Multimedia Signal Processing Laboratory

P. Kabal

Paper Abstracts 1990


R. P. Ramachandran and P. Kabal

"Transmultiplexers: Perfect Reconstruction and Compensation of Channel Distortion", Signal Processing, vol. 21, no. 3, pp. 261-274, Nov. 1990.

This paper presents new results for a multi-input, multi-output transmultiplexer and describes the analogy with known results for a single-input, single-output subband system. First, the perfect reconstruction property in both systems is explored. Then, the complementary nature of the two system is examined and is interpreted both in terms of network duality and by a series of block diagram manipulations which convert a subband system to a transmultiplexer. It is known that an interchange of the set of combining filters and separation filters preserves the crosstalk-free nature of transmultiplexers. The problem of channel distortion is alleviated by passing the received composite signal through a channel compensation filter or equalizer. Five methods for specifying the compensation filter are proposed, each of which reinstates the crosstalk-free nature of the transmultiplexer. However, residual intersymbol interference remains. Two of the five approaches attempt to suppress the intersymbol interference. A comparison of the performance of the five methods is done for a particular channel.

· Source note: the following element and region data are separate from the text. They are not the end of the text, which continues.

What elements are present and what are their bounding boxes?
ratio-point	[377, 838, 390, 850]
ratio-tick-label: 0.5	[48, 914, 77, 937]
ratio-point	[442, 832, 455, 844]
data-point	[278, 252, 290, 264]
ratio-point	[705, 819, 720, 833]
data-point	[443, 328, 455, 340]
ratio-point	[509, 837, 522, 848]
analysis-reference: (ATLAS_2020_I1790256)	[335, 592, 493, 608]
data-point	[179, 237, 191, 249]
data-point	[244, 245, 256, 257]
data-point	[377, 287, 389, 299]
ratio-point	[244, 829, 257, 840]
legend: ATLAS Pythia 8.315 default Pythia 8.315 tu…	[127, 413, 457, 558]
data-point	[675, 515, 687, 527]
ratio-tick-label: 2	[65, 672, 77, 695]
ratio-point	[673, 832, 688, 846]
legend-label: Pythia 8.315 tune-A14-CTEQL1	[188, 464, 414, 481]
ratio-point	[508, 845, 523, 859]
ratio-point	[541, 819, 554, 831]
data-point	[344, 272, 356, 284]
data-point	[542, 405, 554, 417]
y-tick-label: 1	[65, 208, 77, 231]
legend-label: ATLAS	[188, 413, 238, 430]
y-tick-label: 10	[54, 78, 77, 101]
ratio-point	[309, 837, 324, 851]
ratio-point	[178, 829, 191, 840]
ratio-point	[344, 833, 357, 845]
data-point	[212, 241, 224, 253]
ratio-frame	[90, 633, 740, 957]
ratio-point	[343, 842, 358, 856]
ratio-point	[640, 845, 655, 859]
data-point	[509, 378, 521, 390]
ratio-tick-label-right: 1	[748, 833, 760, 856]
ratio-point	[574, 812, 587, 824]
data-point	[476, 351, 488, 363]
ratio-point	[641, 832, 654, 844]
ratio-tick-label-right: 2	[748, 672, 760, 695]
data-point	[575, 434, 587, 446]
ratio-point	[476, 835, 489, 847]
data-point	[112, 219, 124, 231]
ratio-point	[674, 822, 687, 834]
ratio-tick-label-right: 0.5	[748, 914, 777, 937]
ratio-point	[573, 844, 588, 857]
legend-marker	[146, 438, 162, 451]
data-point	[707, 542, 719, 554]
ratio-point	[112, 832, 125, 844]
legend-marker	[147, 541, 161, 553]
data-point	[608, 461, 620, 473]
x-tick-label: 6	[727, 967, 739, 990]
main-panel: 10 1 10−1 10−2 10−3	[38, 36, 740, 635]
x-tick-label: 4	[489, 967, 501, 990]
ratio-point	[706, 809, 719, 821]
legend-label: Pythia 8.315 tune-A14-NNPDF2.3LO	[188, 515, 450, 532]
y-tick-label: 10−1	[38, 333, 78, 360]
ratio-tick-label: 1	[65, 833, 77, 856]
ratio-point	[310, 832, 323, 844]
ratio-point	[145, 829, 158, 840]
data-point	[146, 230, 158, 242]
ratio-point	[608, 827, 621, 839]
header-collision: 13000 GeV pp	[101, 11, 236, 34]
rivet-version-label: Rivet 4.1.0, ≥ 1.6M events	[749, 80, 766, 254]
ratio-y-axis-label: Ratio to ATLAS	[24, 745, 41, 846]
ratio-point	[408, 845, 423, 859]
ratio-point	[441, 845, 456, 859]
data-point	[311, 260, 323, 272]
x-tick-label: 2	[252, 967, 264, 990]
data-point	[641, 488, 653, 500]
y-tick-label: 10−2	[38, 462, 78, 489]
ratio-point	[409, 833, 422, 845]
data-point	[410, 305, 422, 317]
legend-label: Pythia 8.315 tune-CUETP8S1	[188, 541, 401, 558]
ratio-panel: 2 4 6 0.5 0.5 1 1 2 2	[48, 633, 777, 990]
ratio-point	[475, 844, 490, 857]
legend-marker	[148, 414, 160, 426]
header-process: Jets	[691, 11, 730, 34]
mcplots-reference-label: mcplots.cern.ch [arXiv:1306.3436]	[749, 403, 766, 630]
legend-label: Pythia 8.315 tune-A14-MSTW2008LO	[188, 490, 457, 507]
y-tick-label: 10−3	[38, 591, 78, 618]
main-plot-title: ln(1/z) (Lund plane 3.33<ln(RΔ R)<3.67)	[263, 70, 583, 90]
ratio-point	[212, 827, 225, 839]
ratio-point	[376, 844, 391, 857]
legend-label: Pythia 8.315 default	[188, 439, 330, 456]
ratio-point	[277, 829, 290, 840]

D. O'Shaughnessy, P. Kabal, D. Bernardi, L. Barbeau, C. C. Chu, and J.-L. Moncet

"Applying Speech Enhancement to Audio Surveillance", J. Forensic Sciences, vol. 35, no. 5, pp. 1163-1172, Sept. 1990.

Audio surveillance tapes are prime candidates for speech enhancement because of the many degradations and sources of interference that mask the speech signals on such tapes. In this paper, the authors describe ways to cancel interference when an available reference signal is not synchronized with the surveillance recording., for example, when the reference is obtained later from a phonograph record or an air check recording from a broadcast source. As a specific example, we discuss our experiences processing a wiretap recording used in an actual court case. We transformed the reference signal to reflect room and transmission effects and then subtracted the resulting secondary signal from the primary intercept signal, thus enhancing the speech of the desired talkers by removing interfering sounds. Before the secondary signal could be subtracted, the signals had to be aligned properly in time. The intercept signal was subjected to time-scale modifications made necessary by the varying phonograph and tap recorder speeds. While these speech differences are usually small enough not to affect the perceived quality, they adversely affect the ability to cancel interference automatically. In working with recording devices, we took into account four factors that affect the signal quality: the frequency response, nonlinear distortion, noise, and speed variations. The two methods that were most successful for enhancement were the least-mean-squares (LMS) adaptive cancellation and spectral subtraction.

Conference papers

D. Bees, P. Kabal, and M. L. Blostein

"Application of Complex Cepstrum to Acoustic Dereverberation", Proc. Biennial Symp. Commun. (Kingston, ON), pp. 324-327, June 1990.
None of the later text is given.